Nel 2015 Scarcelli illustra come il corteggiamento attraverso social sia ricorsivo e prevedibile: inizia il flirt con la richiesta di amicizia (così da capire se c’è disponibilità di approccio) e si passa a una danza composta da like reciproci sulla pagina di diario, così da andare a consolidare la percezione di un legame, solo successivamente si passerebbe a dei commenti testuali e a una messaggistica privata. Ma come cambia la relazione una volta che i due utenti giovani hanno chattato, si sono incontrati, piaciuti ed entrati in una relazione? Come utilizzano i social network (SN) per vivere la loro storia romantica e la manifestazione di loro stessi nel web?

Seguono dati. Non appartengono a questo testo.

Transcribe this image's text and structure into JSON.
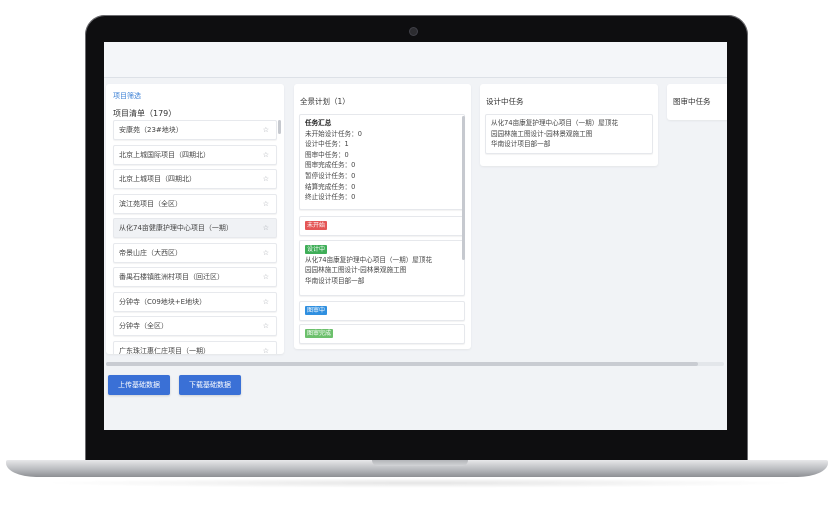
{
  "filter": {
    "title": "项目筛选",
    "list_label": "项目清单（179）"
  },
  "projects": [
    {
      "name": "安康苑（23#地块）",
      "active": false
    },
    {
      "name": "北京上城国际项目（四期北）",
      "active": false
    },
    {
      "name": "北京上城项目（四期北）",
      "active": false
    },
    {
      "name": "滨江苑项目（全区）",
      "active": false
    },
    {
      "name": "从化74亩健康护理中心项目（一期）",
      "active": true
    },
    {
      "name": "帝景山庄（大西区）",
      "active": false
    },
    {
      "name": "番禺石楼镇胜洲村项目（回迁区）",
      "active": false
    },
    {
      "name": "分钟寺（C09地块+E地块）",
      "active": false
    },
    {
      "name": "分钟寺（全区）",
      "active": false
    },
    {
      "name": "广东珠江惠仁庄项目（一期）",
      "active": false
    }
  ],
  "star_glyph": "☆",
  "columns": {
    "overview": {
      "title": "全景计划（1）",
      "summary": {
        "heading": "任务汇总",
        "lines": [
          "未开始设计任务：0",
          "设计中任务：1",
          "图审中任务：0",
          "图审完成任务：0",
          "暂停设计任务：0",
          "结算完成任务：0",
          "终止设计任务：0"
        ]
      },
      "statuses": [
        {
          "tag": "未开始",
          "color": "#e45656"
        },
        {
          "tag": "设计中",
          "color": "#3fae58",
          "lines": [
            "从化74亩康复护理中心项目（一期）屋顶花",
            "园园林施工图设计-园林景观施工图",
            "华南设计项目部一部"
          ]
        },
        {
          "tag": "图审中",
          "color": "#2f8fe0"
        },
        {
          "tag": "图审完成",
          "color": "#6cc06c"
        }
      ]
    },
    "designing": {
      "title": "设计中任务",
      "card_lines": [
        "从化74亩康复护理中心项目（一期）屋顶花",
        "园园林施工图设计-园林景观施工图",
        "华南设计项目部一部"
      ]
    },
    "reviewing": {
      "title": "图审中任务"
    }
  },
  "buttons": {
    "upload": "上传基础数据",
    "download": "下载基础数据"
  },
  "colors": {
    "accent": "#3a70d6",
    "filter_link": "#3a7fd5",
    "screen_bg": "#f1f3f6"
  }
}
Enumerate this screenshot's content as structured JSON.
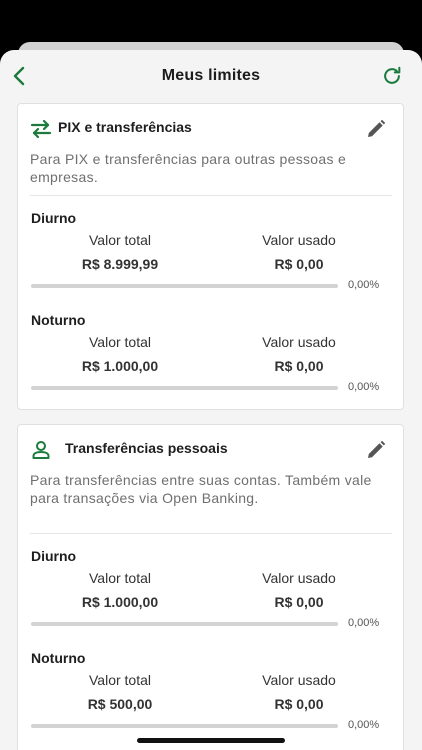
{
  "header": {
    "title": "Meus limites",
    "back_icon": "chevron-left-icon",
    "refresh_icon": "refresh-icon"
  },
  "colors": {
    "accent": "#1b7a3c",
    "background": "#f4f4f4",
    "card": "#ffffff"
  },
  "cards": [
    {
      "title": "PIX e transferências",
      "icon": "arrows-swap-icon",
      "edit_icon": "pencil-icon",
      "description": "Para PIX e transferências para outras pessoas e empresas.",
      "periods": [
        {
          "label": "Diurno",
          "total_label": "Valor total",
          "total_value": "R$ 8.999,99",
          "used_label": "Valor usado",
          "used_value": "R$ 0,00",
          "percent_text": "0,00%",
          "percent": 0
        },
        {
          "label": "Noturno",
          "total_label": "Valor total",
          "total_value": "R$ 1.000,00",
          "used_label": "Valor usado",
          "used_value": "R$ 0,00",
          "percent_text": "0,00%",
          "percent": 0
        }
      ]
    },
    {
      "title": "Transferências pessoais",
      "icon": "person-icon",
      "edit_icon": "pencil-icon",
      "description": "Para transferências entre suas contas. Também vale para transações via Open Banking.",
      "periods": [
        {
          "label": "Diurno",
          "total_label": "Valor total",
          "total_value": "R$ 1.000,00",
          "used_label": "Valor usado",
          "used_value": "R$ 0,00",
          "percent_text": "0,00%",
          "percent": 0
        },
        {
          "label": "Noturno",
          "total_label": "Valor total",
          "total_value": "R$ 500,00",
          "used_label": "Valor usado",
          "used_value": "R$ 0,00",
          "percent_text": "0,00%",
          "percent": 0
        }
      ]
    }
  ]
}
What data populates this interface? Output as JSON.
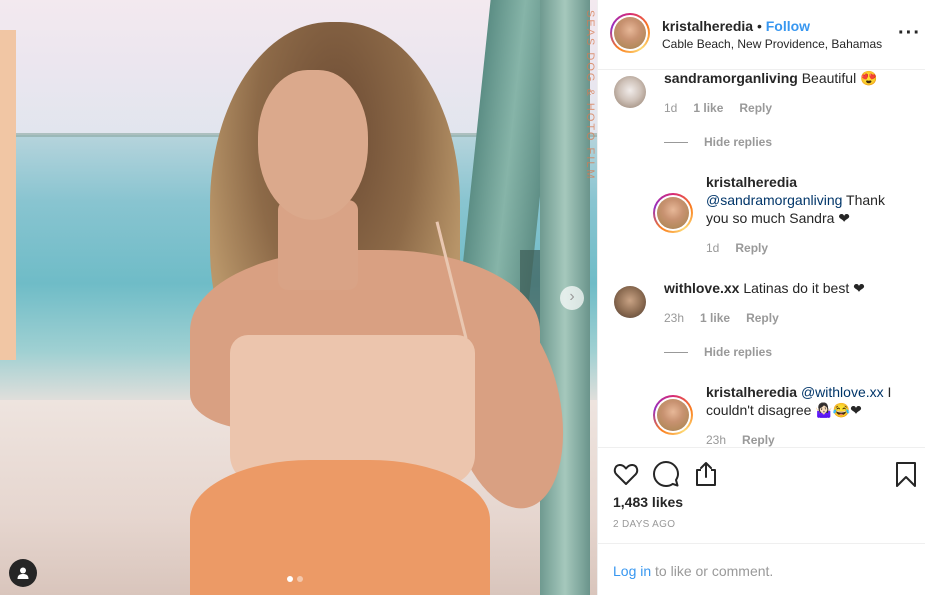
{
  "header": {
    "username": "kristalheredia",
    "separator": "•",
    "follow_label": "Follow",
    "location": "Cable Beach, New Providence, Bahamas"
  },
  "photo": {
    "overlay_text": "SEAS DOG & HOTO FILM",
    "carousel_total": 2,
    "carousel_active": 1
  },
  "comments": [
    {
      "username": "sandramorganliving",
      "text": "Beautiful 😍",
      "time": "1d",
      "likes": "1 like",
      "reply": "Reply",
      "hide_replies": "Hide replies",
      "replies": [
        {
          "username": "kristalheredia",
          "mention": "@sandramorganliving",
          "text": " Thank you so much Sandra ❤",
          "time": "1d",
          "reply": "Reply"
        }
      ]
    },
    {
      "username": "withlove.xx",
      "text": "Latinas do it best ❤",
      "time": "23h",
      "likes": "1 like",
      "reply": "Reply",
      "hide_replies": "Hide replies",
      "replies": [
        {
          "username": "kristalheredia",
          "mention": "@withlove.xx",
          "text": " I couldn't disagree 🤷🏻‍♀️😂❤",
          "time": "23h",
          "reply": "Reply"
        }
      ]
    }
  ],
  "actions": {
    "likes": "1,483 likes",
    "date": "2 DAYS AGO"
  },
  "login": {
    "link": "Log in",
    "rest": " to like or comment."
  },
  "icons": [
    "heart-icon",
    "comment-icon",
    "share-icon",
    "bookmark-icon",
    "more-icon",
    "user-tag-icon",
    "chevron-right-icon"
  ]
}
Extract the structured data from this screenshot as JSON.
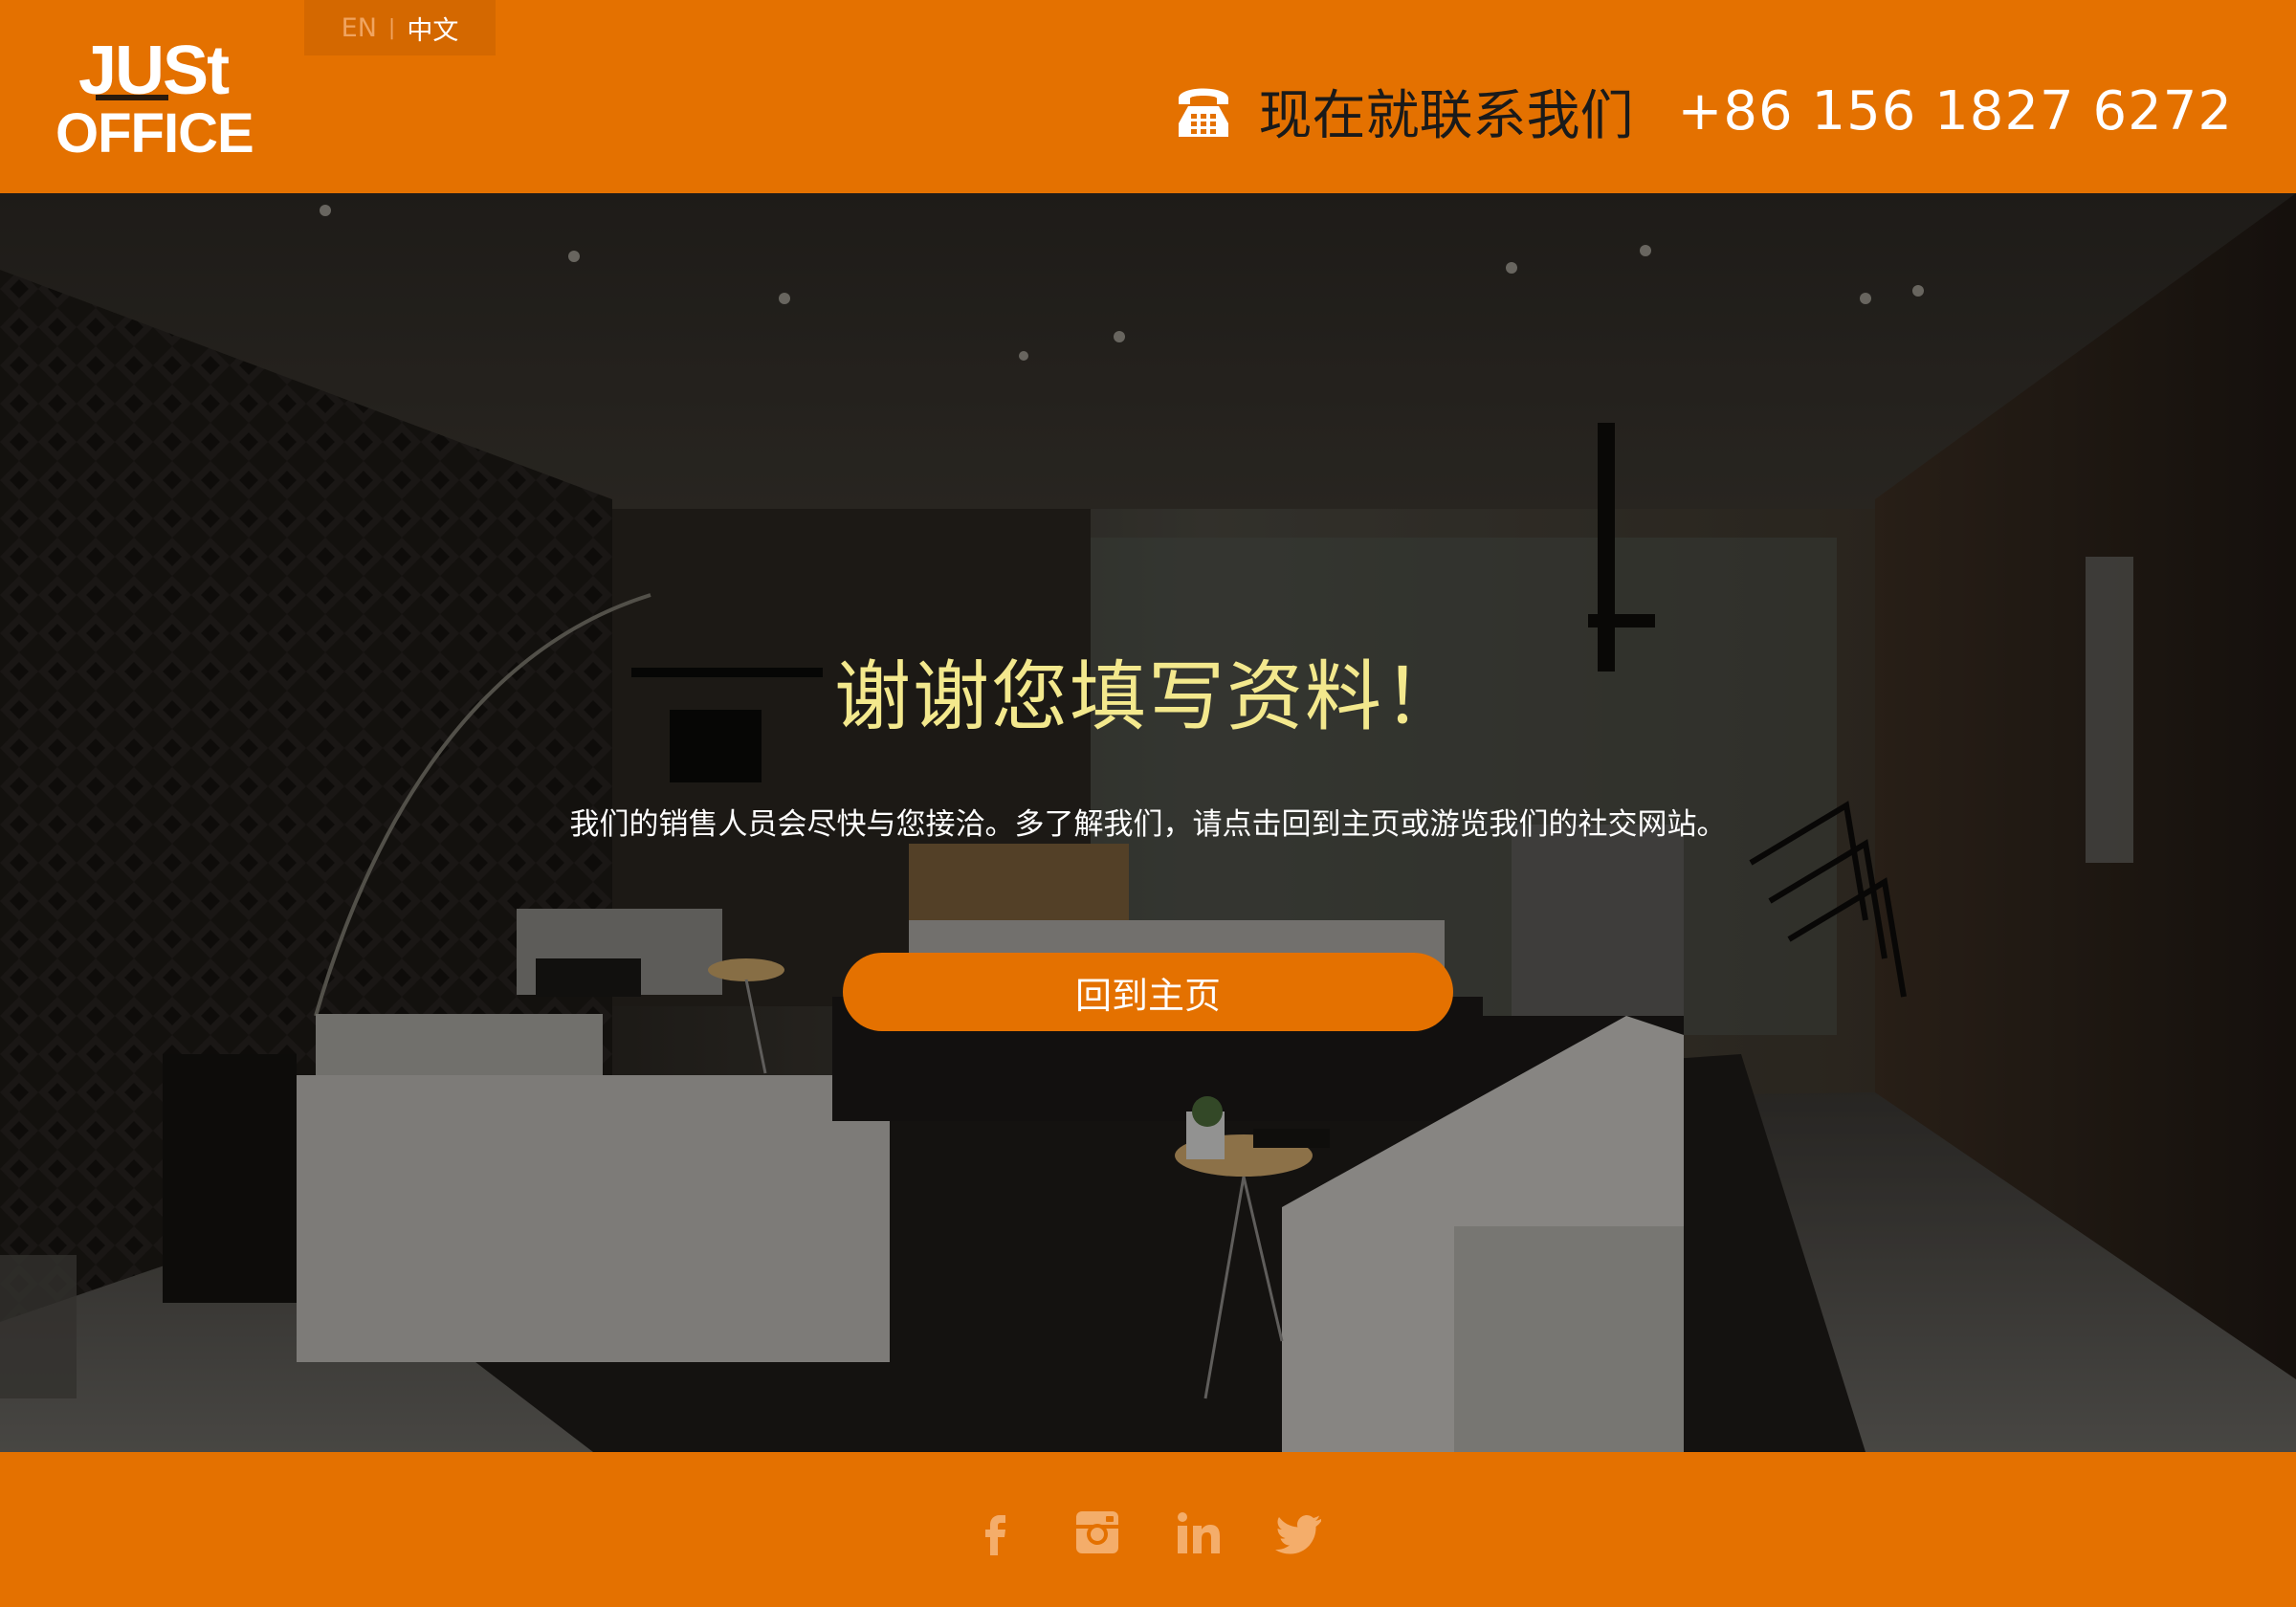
{
  "header": {
    "logo": {
      "line1": "JUSt",
      "line2": "OFFICE"
    },
    "lang": {
      "en": "EN",
      "sep": "|",
      "zh": "中文"
    },
    "contact": {
      "label": "现在就联系我们",
      "phone": "+86 156 1827 6272",
      "icon": "phone-icon"
    }
  },
  "hero": {
    "title": "谢谢您填写资料！",
    "message": "我们的销售人员会尽快与您接洽。多了解我们，请点击回到主页或游览我们的社交网站。",
    "button_label": "回到主页"
  },
  "footer": {
    "social": [
      {
        "icon": "facebook-icon"
      },
      {
        "icon": "instagram-icon"
      },
      {
        "icon": "linkedin-icon"
      },
      {
        "icon": "twitter-icon"
      }
    ]
  },
  "colors": {
    "brand": "#e47100",
    "title": "#f3e88d",
    "social_icon": "#f4ad6a"
  }
}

Diventa fondamentale considerare come la costruzione dell’identità di coppia passa anche attraverso la condivisione del modo in cui si presenta pubblicamente perché i social ormai sono parte integrante della nostra realtà. Una ricerca del 2012 ha introdotto per la prima volta un punto di vista diadico nella lettura degli effetti degli SN sulle abitudini di frequentazione di giovani coppie. Gli autori hanno ipotizzato che parte dei conflitti e delle incomprensioni che si presentano durante la relazione possono essere spiegati dal modo di gestione di rappresentazione dell’identità di coppia nei SN. Per testare questa ipotesi hanno adottato il modello di analisi: Actor-Partner Inderpendence Model, specificatamente pensato per valutare le reciproche influenze dei partner sul comportamento duale e individuale all’interno dei rapporti di coppia. È stato interessante osservare che per i partner maschi l’indicazione del loro status come impegnati riflettesse una maggiore soddisfazione per la vita di coppia sia per se stessi che per il partner, mentre per la controparte non è emersa questa correlazione (Papp – Danielewicz – Cayemberg, 2012).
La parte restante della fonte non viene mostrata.